International SOS said with the “troubling events” of 2016, organisations have increasingly become aware of the challenges in protecting their people and the potential issues in their travel risk mitigation programmes.
The respondents reported the greatest challenges in mitigating travel risks during recent crisis were:
Access to information about the situation | 43% |
Communication | 43% |
Awareness of roles and responsibilities | 30% |
Location of employees | 30% |
Assistance on the ground | 27% |
Over 40% of European organisations had difficulties with access to information and communicating with their staff in 2016.

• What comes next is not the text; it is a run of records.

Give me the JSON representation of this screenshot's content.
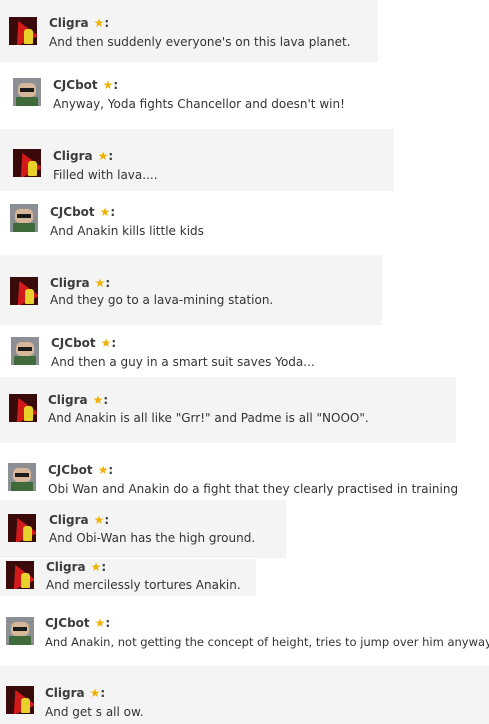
{
  "messages": [
    {
      "user": "Cligra",
      "text": "And then suddenly everyone's on this lava planet."
    },
    {
      "user": "CJCbot",
      "text": "Anyway, Yoda fights Chancellor and doesn't win!"
    },
    {
      "user": "Cligra",
      "text": "Filled with lava...."
    },
    {
      "user": "CJCbot",
      "text": "And Anakin kills little kids"
    },
    {
      "user": "Cligra",
      "text": "And they go to a lava-mining station."
    },
    {
      "user": "CJCbot",
      "text": "And then a guy in a smart suit saves Yoda..."
    },
    {
      "user": "Cligra",
      "text": "And Anakin is all like \"Grr!\" and Padme is all \"NOOO\"."
    },
    {
      "user": "CJCbot",
      "text": "Obi Wan and Anakin do a fight that they clearly practised in training"
    },
    {
      "user": "Cligra",
      "text": "And Obi-Wan has the high ground."
    },
    {
      "user": "Cligra",
      "text": "And mercilessly tortures Anakin."
    },
    {
      "user": "CJCbot",
      "text": "And Anakin, not getting the concept of height, tries to jump over him anyway"
    },
    {
      "user": "Cligra",
      "text": "And get s all ow."
    }
  ],
  "colon": ":",
  "star": "★",
  "colors": {
    "panel": "#f4f4f4",
    "star": "#f0b000",
    "name": "#3c3c3c"
  },
  "icons": {
    "cligra_avatar": "cligra-avatar",
    "cjcbot_avatar": "cjcbot-avatar",
    "star": "star-icon"
  }
}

Respondents plan the following actions to “mitigate risk of their mobile workforce” in 2017:
Improve communication | 70% |
Review/Gap analysis of travel risk policy and procedures | 51% |
Provide regular training to mobile workers | 50% |
Drill with crisis simulation exercises | 47% |
Xavier Carn Regional Security Director for Europe at International SOS and Control Risks, said: “It is essential for decision-makers to have a reliable and up to date source of objective information to help them implement travel risk policies and individual travel plans.
“Recent crisis like Brussels, Tunisia, Turkey or even Berlin have also demonstrated that emergency communications must be robust and our advice is to ensure these are multi-channel so that people affected by a crisis can receive and request the information they need to reduce their exposure to associated risks.”
The study surveyed 257 people in 25 countries, mainly executives in security, travel, health and safety, risk, HR, operations and general management.